Department of Veterans Affairs CIO Roger Baker and CTO Peter Levin are both leaving the agency after three years.
Levin and Baker’s tenure came as the VA was in the midst of serving thousands of veterans returning from Iraq and Afghanistan and trying to streamline healthcare and disability benefits in the digital age.
Baker, the Commerce Department CIO from 1998 to 2011 and formerly CEO of the IT firm Dataline, said in a memo to colleagues, released by Federal News Radio, that the VA IT team has established “one of the highest performing product delivery organizations in the world” that it “is seen as an investment for the VA rather than an expense.”
[See also: VA CIO affirms commitment to joint EHR.]
"Most critically,” Baker wrote, “VA IT has become the backbone for the transformation of the VA into a 21st Century organization.”
As Federal News Radio noted, Baker led the VA’s adoption of mobile devices, tried to improve claims processing and was one of the first Obama Administration CIOs to use a date-based review process to cancel, halt or improve IT projects, with the VA now deliverying 9 out of 10 IT projects on schedule.
Levin, a National Science Foundation Presidential Young Investigator under President George H.W. Bush and a White House Fellow under President Bill Clinton, led the VA’s creation of the Blue Button personal health record technology.

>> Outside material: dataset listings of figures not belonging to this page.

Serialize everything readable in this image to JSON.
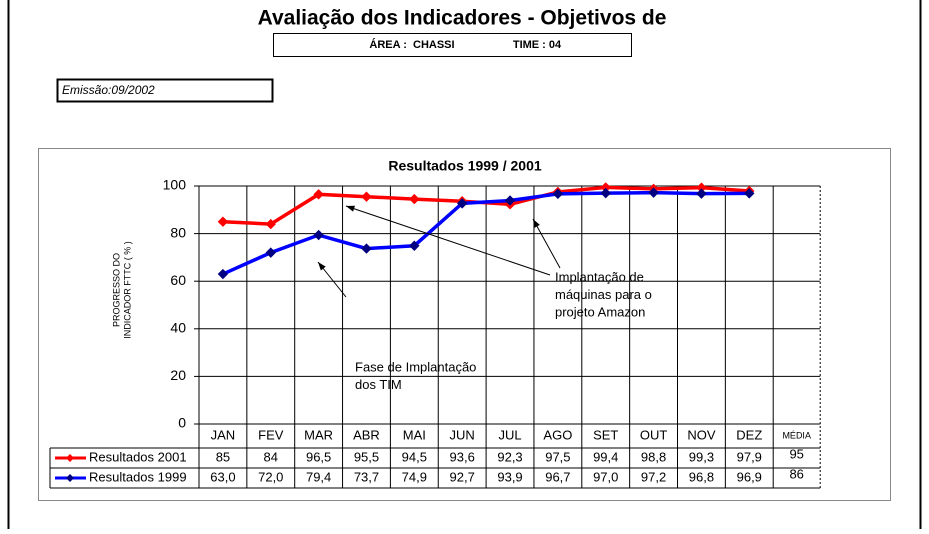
{
  "header": {
    "title": "Avaliação dos Indicadores  - Objetivos de",
    "area": "ÁREA :  CHASSI",
    "team": "TIME : 04",
    "emission": "Emissão:09/2002"
  },
  "chart_data": {
    "type": "line",
    "title": "Resultados 1999 / 2001",
    "y_label": [
      "PROGRESSO DO",
      "INDICADOR FTTC ( % )"
    ],
    "categories": [
      "JAN",
      "FEV",
      "MAR",
      "ABR",
      "MAI",
      "JUN",
      "JUL",
      "AGO",
      "SET",
      "OUT",
      "NOV",
      "DEZ"
    ],
    "average_label": "MÉDIA",
    "series": [
      {
        "name": "Resultados 2001",
        "color": "#ff0000",
        "marker_color": "#ff0000",
        "values": [
          85,
          84,
          96.5,
          95.5,
          94.5,
          93.6,
          92.3,
          97.5,
          99.4,
          98.8,
          99.3,
          97.9
        ],
        "value_labels": [
          "85",
          "84",
          "96,5",
          "95,5",
          "94,5",
          "93,6",
          "92,3",
          "97,5",
          "99,4",
          "98,8",
          "99,3",
          "97,9"
        ],
        "average": 95
      },
      {
        "name": "Resultados 1999",
        "color": "#0000ff",
        "marker_color": "#000080",
        "values": [
          63.0,
          72.0,
          79.4,
          73.7,
          74.9,
          92.7,
          93.9,
          96.7,
          97.0,
          97.2,
          96.8,
          96.9
        ],
        "value_labels": [
          "63,0",
          "72,0",
          "79,4",
          "73,7",
          "74,9",
          "92,7",
          "93,9",
          "96,7",
          "97,0",
          "97,2",
          "96,8",
          "96,9"
        ],
        "average": 86
      }
    ],
    "ylim": [
      0,
      100
    ],
    "yticks": [
      0,
      20,
      40,
      60,
      80,
      100
    ],
    "grid": true,
    "annotations": [
      {
        "lines": [
          "Implantação de",
          "máquinas para o",
          "projeto Amazon"
        ]
      },
      {
        "lines": [
          "Fase de Implantação",
          "dos TIM"
        ]
      }
    ]
  }
}
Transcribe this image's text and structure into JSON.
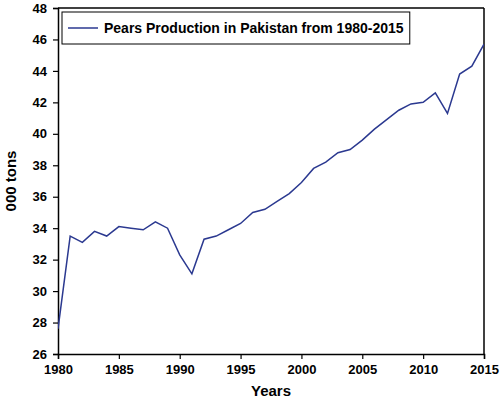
{
  "chart_data": {
    "type": "line",
    "x_label": "Years",
    "y_label": "000 tons",
    "x": [
      1980,
      1981,
      1982,
      1983,
      1984,
      1985,
      1986,
      1987,
      1988,
      1989,
      1990,
      1991,
      1992,
      1993,
      1994,
      1995,
      1996,
      1997,
      1998,
      1999,
      2000,
      2001,
      2002,
      2003,
      2004,
      2005,
      2006,
      2007,
      2008,
      2009,
      2010,
      2011,
      2012,
      2013,
      2014,
      2015
    ],
    "series": [
      {
        "name": "Pears Production in Pakistan from 1980-2015",
        "color": "#2b3990",
        "values": [
          27.6,
          33.5,
          33.1,
          33.8,
          33.5,
          34.1,
          34.0,
          33.9,
          34.4,
          34.0,
          32.3,
          31.1,
          33.3,
          33.5,
          33.9,
          34.3,
          35.0,
          35.2,
          35.7,
          36.2,
          36.9,
          37.8,
          38.2,
          38.8,
          39.0,
          39.6,
          40.3,
          40.9,
          41.5,
          41.9,
          42.0,
          42.6,
          41.3,
          43.8,
          44.3,
          45.7
        ]
      }
    ],
    "xlim": [
      1980,
      2015
    ],
    "ylim": [
      26,
      48
    ],
    "xticks": [
      1980,
      1985,
      1990,
      1995,
      2000,
      2005,
      2010,
      2015
    ],
    "yticks": [
      26,
      28,
      30,
      32,
      34,
      36,
      38,
      40,
      42,
      44,
      46,
      48
    ],
    "grid": false,
    "legend": "upper left"
  }
}
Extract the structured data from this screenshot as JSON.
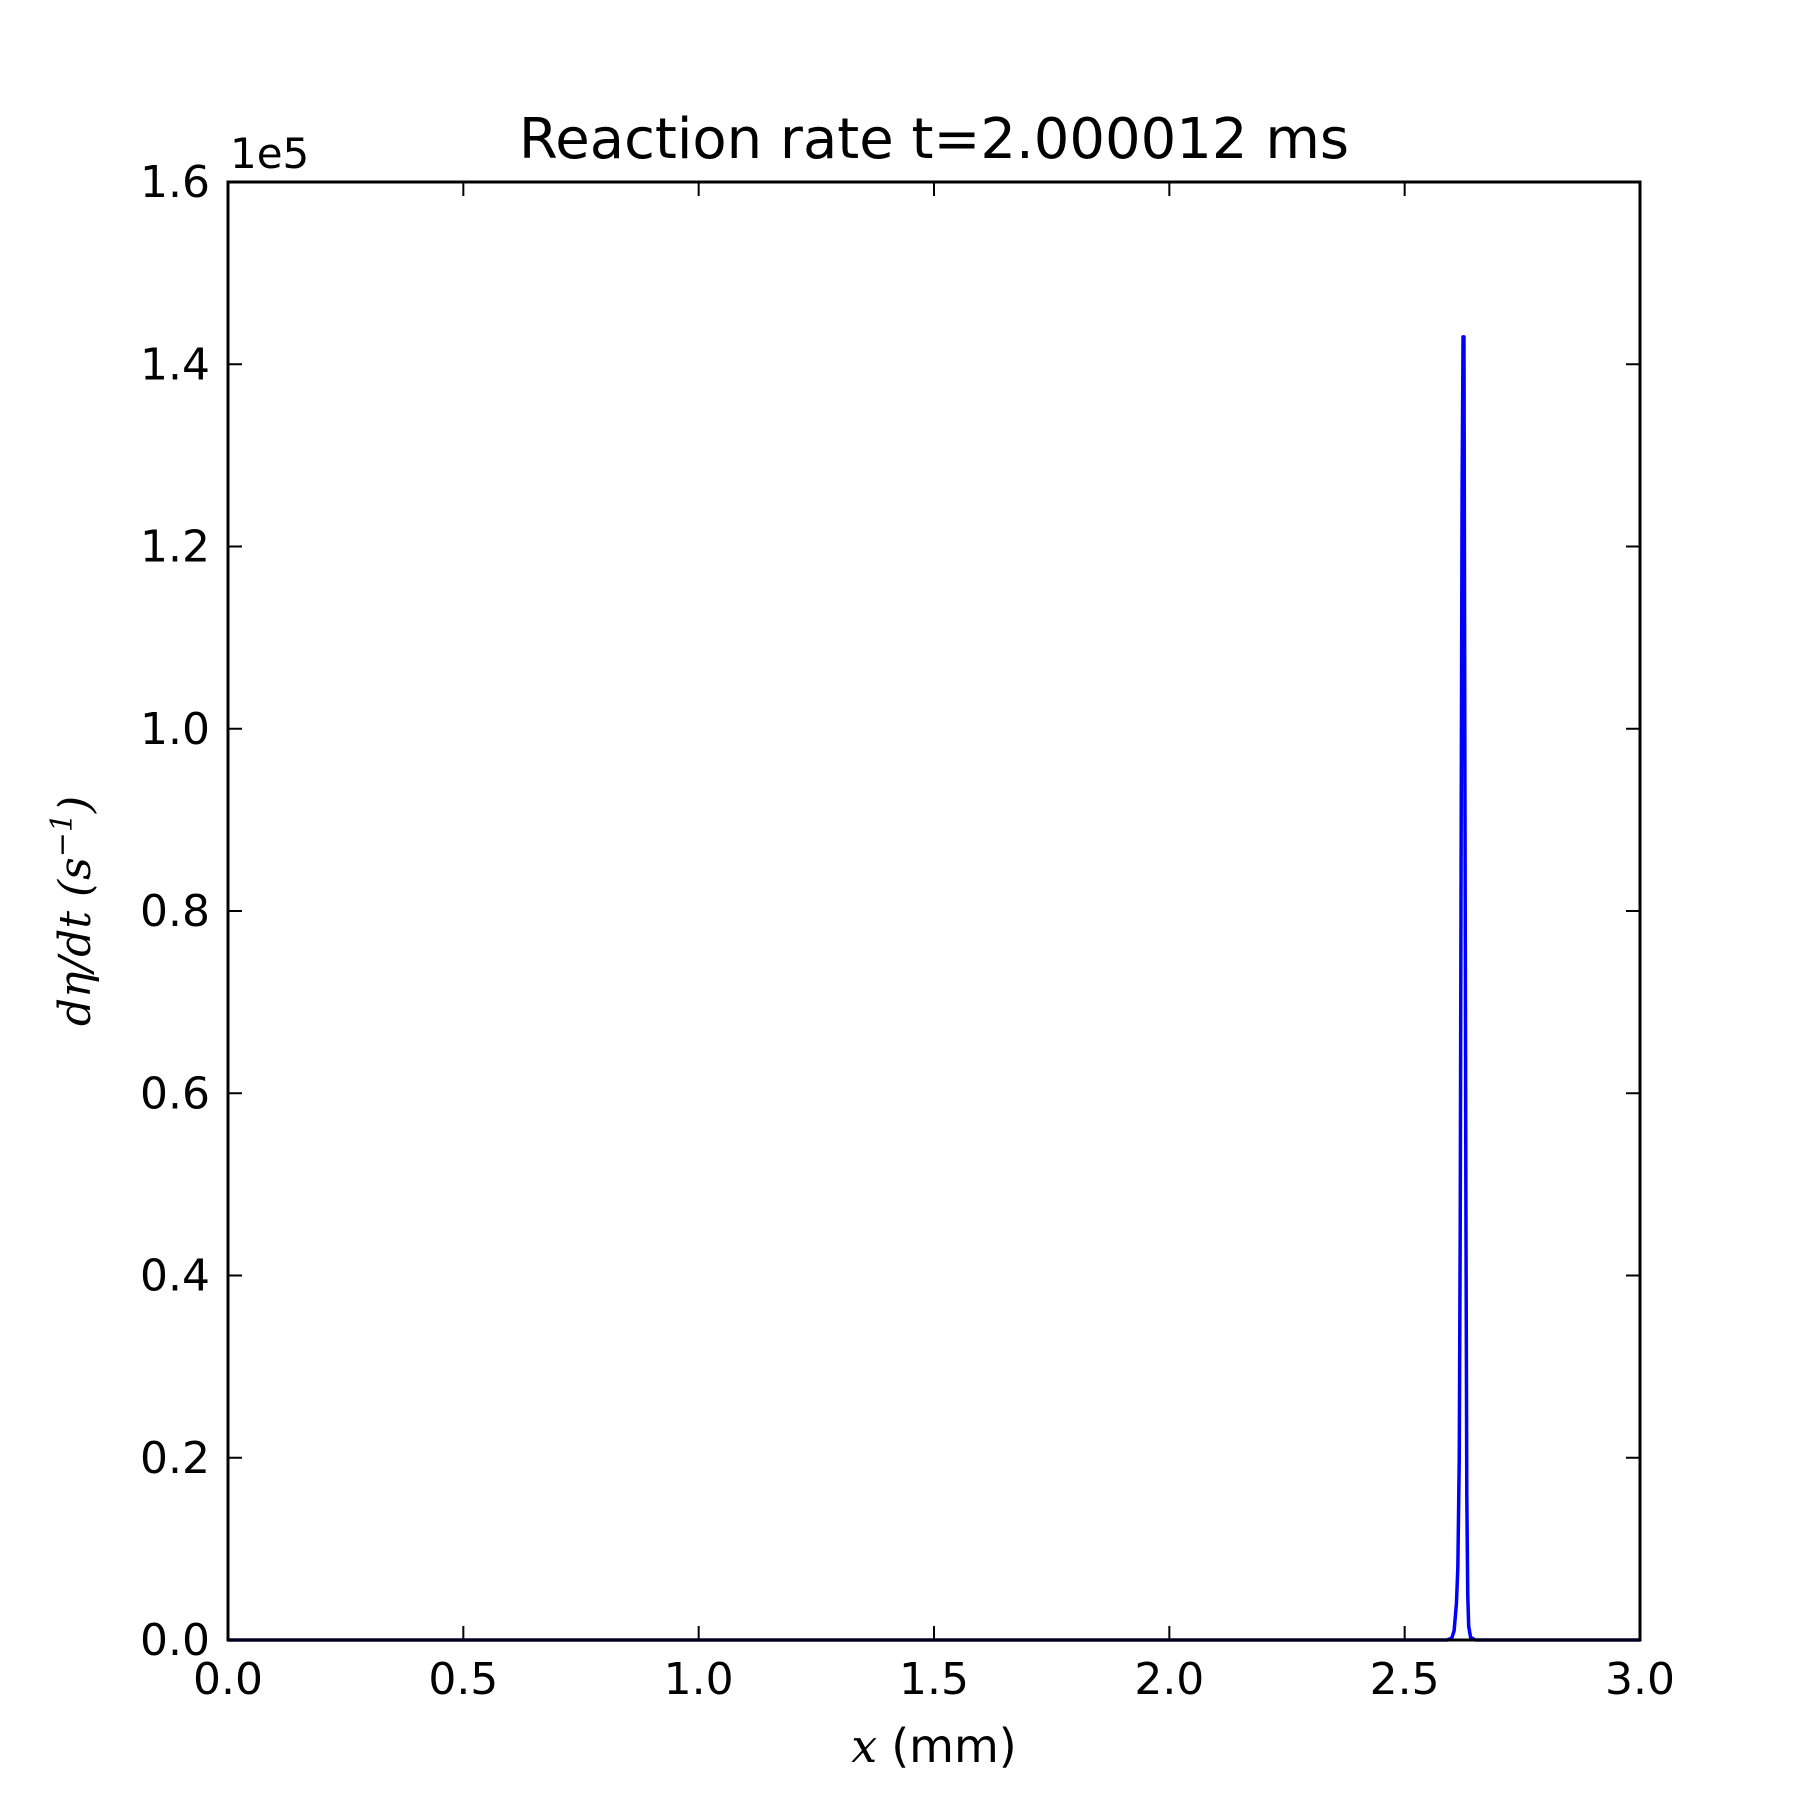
{
  "chart_data": {
    "type": "line",
    "title": "Reaction rate t=2.000012 ms",
    "xlabel_var": "x",
    "xlabel_unit": "(mm)",
    "ylabel_main": "dη/dt (s",
    "ylabel_sup": "−1",
    "ylabel_close": ")",
    "y_offset_label": "1e5",
    "xlim": [
      0.0,
      3.0
    ],
    "ylim": [
      0.0,
      1.6
    ],
    "xticks": [
      "0.0",
      "0.5",
      "1.0",
      "1.5",
      "2.0",
      "2.5",
      "3.0"
    ],
    "yticks": [
      "0.0",
      "0.2",
      "0.4",
      "0.6",
      "0.8",
      "1.0",
      "1.2",
      "1.4",
      "1.6"
    ],
    "grid": false,
    "line_color": "#0000ff",
    "series": [
      {
        "x": [
          0.0,
          2.55,
          2.59,
          2.6,
          2.605,
          2.61,
          2.613,
          2.616,
          2.618,
          2.62,
          2.622,
          2.624,
          2.626,
          2.628,
          2.63,
          2.632,
          2.634,
          2.636,
          2.64,
          2.65,
          2.7,
          3.0
        ],
        "y": [
          0.0,
          0.0,
          0.0,
          0.002,
          0.01,
          0.04,
          0.08,
          0.2,
          0.45,
          0.88,
          1.26,
          1.43,
          1.43,
          0.95,
          0.5,
          0.16,
          0.05,
          0.015,
          0.003,
          0.0,
          0.0,
          0.0
        ]
      }
    ]
  }
}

[See also: The VA's hot Blue Button.]
Working in the private sector, Levin co-founded a semiconductor design software company and was formerly a partner at Dusseldorf-based Ventizz Capital Partners. He was instrumental in helping launch VA telehealth programs, using them online and phone communications in veteran suicide prevention programs and for oncology care follow ups.
No word on when Baker and Levin are departing or what they’ll do next.